P(w3|w1, w2)=P(Ci|w1, w2)P(w3|Ci)

Here, C1 is a class to which the word w3 belongs, P(Ci|w1, w2) is a probability that a word of the class C1 appears after the word wi and the word w2, and P(w3|Ci) is the weight of the word w3 (intra-class probability of the word w3). The above probability P(w3|w1, w2) is used for the recognition of a word in speech recognition.

As described above, P(w3|Ci) is included in the word dictionary. P(Ci|w1, w2) is calculated based on the language model at the time of speech recognition. By changing the weight of a word, the ease of appearance of the word in each context changes.

The word weight calculation system 10 calculates the weight of an additional word when a new additional word is registered in the word dictionary. The word weight calculation system 10 calculates P(wnew|Ci) as the weight of an additional word wnew. The word weight calculation system 10 may perform speech recognition by using a word dictionary. That is, the word weight calculation system 10 may be a part (function) of a system that performs speech recognition. In addition, the word weight calculation system 10 may be configured independently of the system that performs speech recognition. In this case, the word weight calculation system 10 provides information indicating the calculated weight of the additional word to the system that performs speech recognition.

The word weight calculation system 10 is implemented by, for example, a server device. In addition, the word weight calculation system 10 may be implemented by a plurality of server devices, that is, a computer system.

Subsequently, the function of the word weight calculation system 10 according to the present embodiment will be described. As shown in

FIG. 1, the word weight calculation system 10 includes a text acquisition unit 11, a recognition accuracy calculation unit 12, a weight increase and decrease determination unit 13, and a weight calculation unit 14. In the word weight calculation system 10, an additional word is set and stored in advance when processing for calculating the weight of the additional word is performed. The setting of the additional word is performed by, for example, the administrator of the word weight calculation system 10. The number of additional words may be plural.

The text acquisition unit 11 is a functional unit that acquires a combination of the speech recognition result text, which is a result of speech recognition using a word dictionary including an additional word with a predetermined weight set in advance, and the correct text, which is a correct answer for the speech recognition, the combination including the additional word in any of the texts.

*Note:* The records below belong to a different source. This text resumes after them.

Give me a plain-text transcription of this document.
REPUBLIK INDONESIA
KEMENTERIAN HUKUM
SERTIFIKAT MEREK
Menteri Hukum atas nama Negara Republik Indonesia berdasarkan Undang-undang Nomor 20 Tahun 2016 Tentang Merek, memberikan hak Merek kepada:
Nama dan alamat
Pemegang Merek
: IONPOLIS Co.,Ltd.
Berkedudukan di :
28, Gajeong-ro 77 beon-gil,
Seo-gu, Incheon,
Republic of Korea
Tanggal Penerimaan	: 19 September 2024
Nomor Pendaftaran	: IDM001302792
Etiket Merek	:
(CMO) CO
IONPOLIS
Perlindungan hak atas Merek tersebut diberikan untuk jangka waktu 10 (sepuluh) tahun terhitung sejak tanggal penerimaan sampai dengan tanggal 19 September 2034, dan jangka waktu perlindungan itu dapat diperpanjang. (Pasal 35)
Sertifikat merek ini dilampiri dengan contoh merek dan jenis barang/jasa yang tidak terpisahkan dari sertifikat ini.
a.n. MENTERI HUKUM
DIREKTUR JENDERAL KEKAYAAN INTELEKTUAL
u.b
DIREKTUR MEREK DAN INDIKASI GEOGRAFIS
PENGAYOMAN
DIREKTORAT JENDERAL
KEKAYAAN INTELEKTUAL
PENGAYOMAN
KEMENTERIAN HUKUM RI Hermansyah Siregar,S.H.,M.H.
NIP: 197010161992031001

When calculating the weight of the additional word in the word weight calculation system 10, speech recognition is performed by using a word dictionary in which the additional word is temporarily registered. The predetermined weight of the additional word at this time is a default value that is an initial value set in advance. The default value is a uniform value, for example, 1.0. In addition, even if the weight of a word registered in the word dictionary is larger than 1.0, the probability

P that three words are continuously speech-recognized can be calculated based on the above equation. Therefore, the weight of the additional word calculated by the weight calculation unit 14 may be a value larger than 1.0.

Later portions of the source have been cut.